[apparmor] IPC syntax - again
Ángel González
ingenit at zoho.com
Wed Jul 10 11:35:35 UTC 2013
Replying to differenet mails:
> now what of abstract sockets? They are the same as unix domain but
> begin with \0. We could use this notation or chose an alternate way
> of expressing it.
> network unix name=\0foo,
> or maybe
> network unix abstract=foo,
>
Use an @, ie.
network unix @/tmp/.X11-unix/X0
This is the syntax used on other places, such as netstat(1) output.
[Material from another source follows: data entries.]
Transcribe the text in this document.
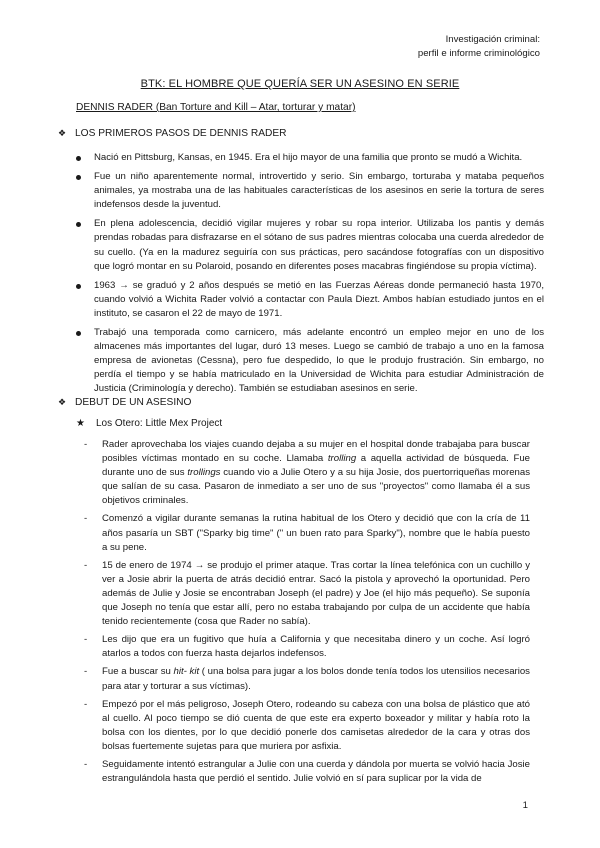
Investigación criminal:
perfil e informe criminológico
BTK: EL HOMBRE QUE QUERÍA SER UN ASESINO EN SERIE
DENNIS RADER (Ban Torture and Kill – Atar, torturar y matar)
❖ LOS PRIMEROS PASOS DE DENNIS RADER
Nació en Pittsburg, Kansas, en 1945. Era el hijo mayor de una familia que pronto se mudó a Wichita.
Fue un niño aparentemente normal, introvertido y serio. Sin embargo, torturaba y mataba pequeños animales, ya mostraba una de las habituales características de los asesinos en serie la tortura de seres indefensos desde la juventud.
En plena adolescencia, decidió vigilar mujeres y robar su ropa interior. Utilizaba los pantis y demás prendas robadas para disfrazarse en el sótano de sus padres mientras colocaba una cuerda alrededor de su cuello. (Ya en la madurez seguiría con sus prácticas, pero sacándose fotografías con un dispositivo que logró montar en su Polaroid, posando en diferentes poses macabras fingiéndose su propia víctima).
1963 → se graduó y 2 años después se metió en las Fuerzas Aéreas donde permaneció hasta 1970, cuando volvió a Wichita Rader volvió a contactar con Paula Diezt. Ambos habían estudiado juntos en el instituto, se casaron el 22 de mayo de 1971.
Trabajó una temporada como carnicero, más adelante encontró un empleo mejor en uno de los almacenes más importantes del lugar, duró 13 meses. Luego se cambió de trabajo a uno en la famosa empresa de avionetas (Cessna), pero fue despedido, lo que le produjo frustración. Sin embargo, no perdía el tiempo y se había matriculado en la Universidad de Wichita para estudiar Administración de Justicia (Criminología y derecho). También se estudiaban asesinos en serie.
❖ DEBUT DE UN ASESINO
★	Los Otero: Little Mex Project
- Rader aprovechaba los viajes cuando dejaba a su mujer en el hospital donde trabajaba para buscar posibles víctimas montado en su coche. Llamaba trolling a aquella actividad de búsqueda. Fue durante uno de sus trollings cuando vio a Julie Otero y a su hija Josie, dos puertorriqueñas morenas que salían de su casa. Pasaron de inmediato a ser uno de sus "proyectos" como llamaba él a sus objetivos criminales.
- Comenzó a vigilar durante semanas la rutina habitual de los Otero y decidió que con la cría de 11 años pasaría un SBT ("Sparky big time" (" un buen rato para Sparky"), nombre que le había puesto a su pene.
- 15 de enero de 1974 → se produjo el primer ataque. Tras cortar la línea telefónica con un cuchillo y ver a Josie abrir la puerta de atrás decidió entrar. Sacó la pistola y aprovechó la oportunidad. Pero además de Julie y Josie se encontraban Joseph (el padre) y Joe (el hijo más pequeño). Se suponía que Joseph no tenía que estar allí, pero no estaba trabajando por culpa de un accidente que había tenido recientemente (cosa que Rader no sabía).
- Les dijo que era un fugitivo que huía a California y que necesitaba dinero y un coche. Así logró atarlos a todos con fuerza hasta dejarlos indefensos.
- Fue a buscar su hit- kit ( una bolsa para jugar a los bolos donde tenía todos los utensilios necesarios para atar y torturar a sus víctimas).
- Empezó por el más peligroso, Joseph Otero, rodeando su cabeza con una bolsa de plástico que ató al cuello. Al poco tiempo se dió cuenta de que este era experto boxeador y militar y había roto la bolsa con los dientes, por lo que decidió ponerle dos camisetas alrededor de la cara y otras dos bolsas fuertemente sujetas para que muriera por asfixia.
- Seguidamente intentó estrangular a Julie con una cuerda y dándola por muerta se volvió hacia Josie estrangulándola hasta que perdió el sentido. Julie volvió en sí para suplicar por la vida de
1
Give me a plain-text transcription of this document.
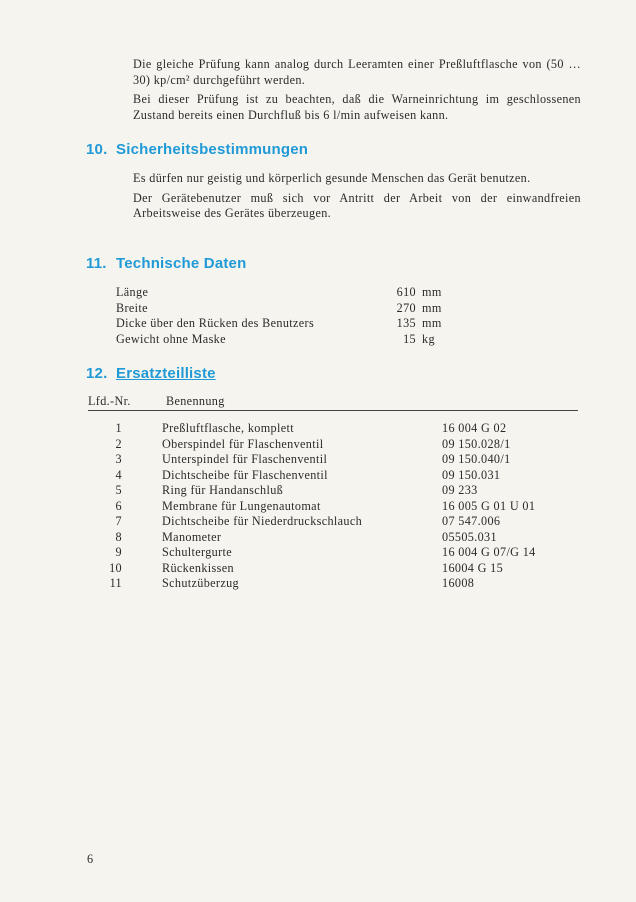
Die gleiche Prüfung kann analog durch Leeramten einer Preßluftflasche von (50 … 30) kp/cm² durchgeführt werden.

Bei dieser Prüfung ist zu beachten, daß die Warneinrichtung im geschlossenen Zustand bereits einen Durchfluß bis 6 l/min aufweisen kann.

10. Sicherheitsbestimmungen

Es dürfen nur geistig und körperlich gesunde Menschen das Gerät benutzen.

Der Gerätebenutzer muß sich vor Antritt der Arbeit von der einwandfreien Arbeitsweise des Gerätes überzeugen.

11. Technische Daten
Länge	610 mm
Breite	270 mm
Dicke über den Rücken des Benutzers	135 mm
Gewicht ohne Maske	15 kg
12. Ersatzteilliste
Lfd.-Nr.	Benennung
1	Preßluftflasche, komplett	16 004 G 02
2	Oberspindel für Flaschenventil	09 150.028/1
3	Unterspindel für Flaschenventil	09 150.040/1
4	Dichtscheibe für Flaschenventil	09 150.031
5	Ring für Handanschluß	09 233
6	Membrane für Lungenautomat	16 005 G 01 U 01
7	Dichtscheibe für Niederdruckschlauch	07 547.006
8	Manometer	05505.031
9	Schultergurte	16 004 G 07/G 14
10	Rückenkissen	16004 G 15
11	Schutzüberzug	16008
6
> File will be extended to support the
>
> <prefix> file [<perm>] <path>,
Good. I find this syntax cleaner. :)
>> One very useful AppArmor profile for FTP would prevent FTP "bounce"
>> scanning:
>>
>> profile ftpd {
>> network inet stream (bind, listen, accept) subject=(port=21),
>> network inet stream (bind, listen, accept) subject=(port=20),
>> network inet stream (connect),
>> # deny access to internal hosts
>> deny network inet stream (connect) peer=(address4=192.168.0.0/16),
>> deny network inet6 stream (connect) peer=(address6=fe80::/64),
>> deny network inet6 stream (connect) peer=(address6=2001:db8::/32),
>> }
>>
> Haha, again! Where are we going to stick those pesky permission
>
> So this will work with active ftp but not passive. Nor does it provide
> a binding between the connect and the peer that did the initial connection
>
> Do I have a good suggested syntax for doing those things? Not yet just
> saying this really isn't sufficient for ftp, at least in passive mode
> as we need to be able to accept a connection on N> 1024 from the host
> that made the initial connection to port 21.
>
> Some thing along the lines of (and no I am not proposing doing this)
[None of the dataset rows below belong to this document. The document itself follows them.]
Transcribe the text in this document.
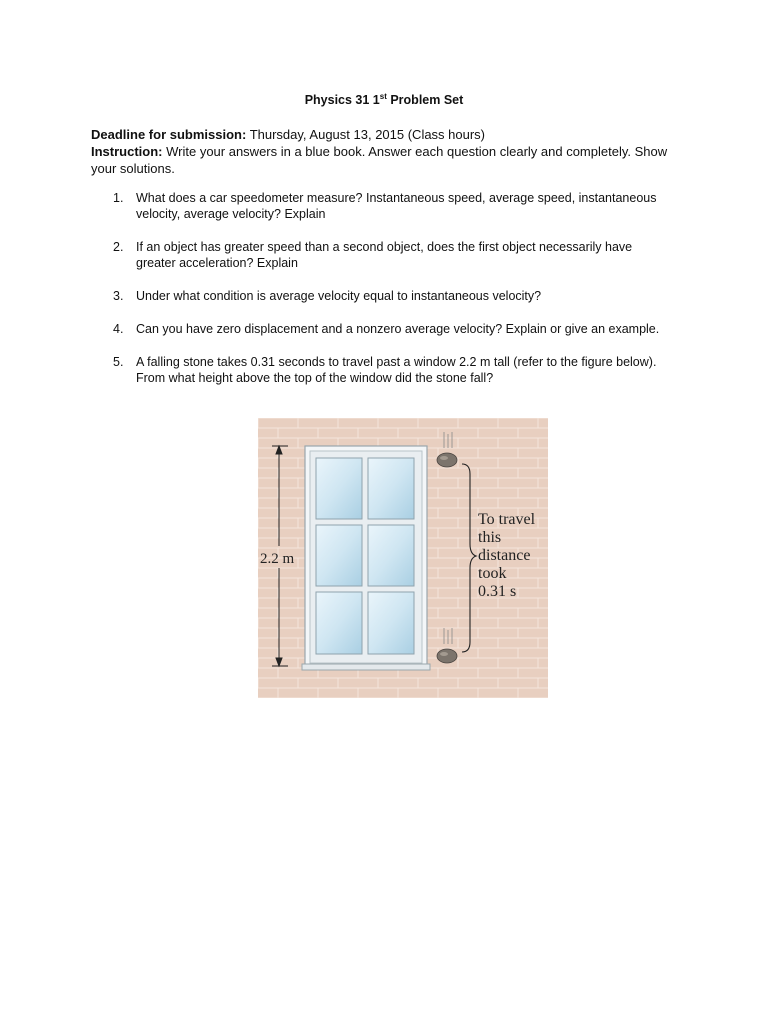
Physics 31 1st Problem Set
Deadline for submission: Thursday, August 13, 2015 (Class hours)
Instruction: Write your answers in a blue book. Answer each question clearly and completely. Show your solutions.
1. What does a car speedometer measure? Instantaneous speed, average speed, instantaneous velocity, average velocity? Explain
2. If an object has greater speed than a second object, does the first object necessarily have greater acceleration? Explain
3. Under what condition is average velocity equal to instantaneous velocity?
4. Can you have zero displacement and a nonzero average velocity? Explain or give an example.
5. A falling stone takes 0.31 seconds to travel past a window 2.2 m tall (refer to the figure below). From what height above the top of the window did the stone fall?
2.2 m
To travel
this
distance
took
0.31 s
> network inet stream (bind, list, accept) subject=(port=20) {
> network inet stream (bind, list, accept) peer=(address=@{peeraddress} port=@{peerport}+1)
> network inet stream (connect) peer=(address=@{peeraddress} port=@{peerport}+1)
> }
>
> yes tcp is an awful protocol, but that is one reason its interesting to
> look at.
>
> Is doing this with in the apparmor policy the correct place to do stuff
> like this? I'm inclined to say no when we have the conntracker that
> already has rules for dealing with ftp's weirdness. And we could get
> away with something like
>
> network inet stream label=ftp_t connected,
>
> or some such.
I would use specific types for them, so you could for instance have
rules like:
ftp server 0.0.0.0:21
ftp connect ftp.ubuntu.com
http get http://ftp.ubuntu.com/ubuntu/dists/saucy/*
Those rules would currently alias a simple rule like "fetch anything on
port 80" but could also transparently add a label with a magic name, or
redirect the connection to a protocol-specific proxy (or even support a
system switch so they have a different meaning when there is a company
proxy).
> network inet, # all inet allowed
> inet, # the inet keyword equivalent of network inet,
>
> inet bind address=192.168.1.10, # a finer grained inet rule
Will ‘inet’ mean af_inet and af_inet6 or only af_inet? I'm not fond on
the abbreviation, but I understand rules would get quite long. Perhaps
network could be abbreviated to "net" instead.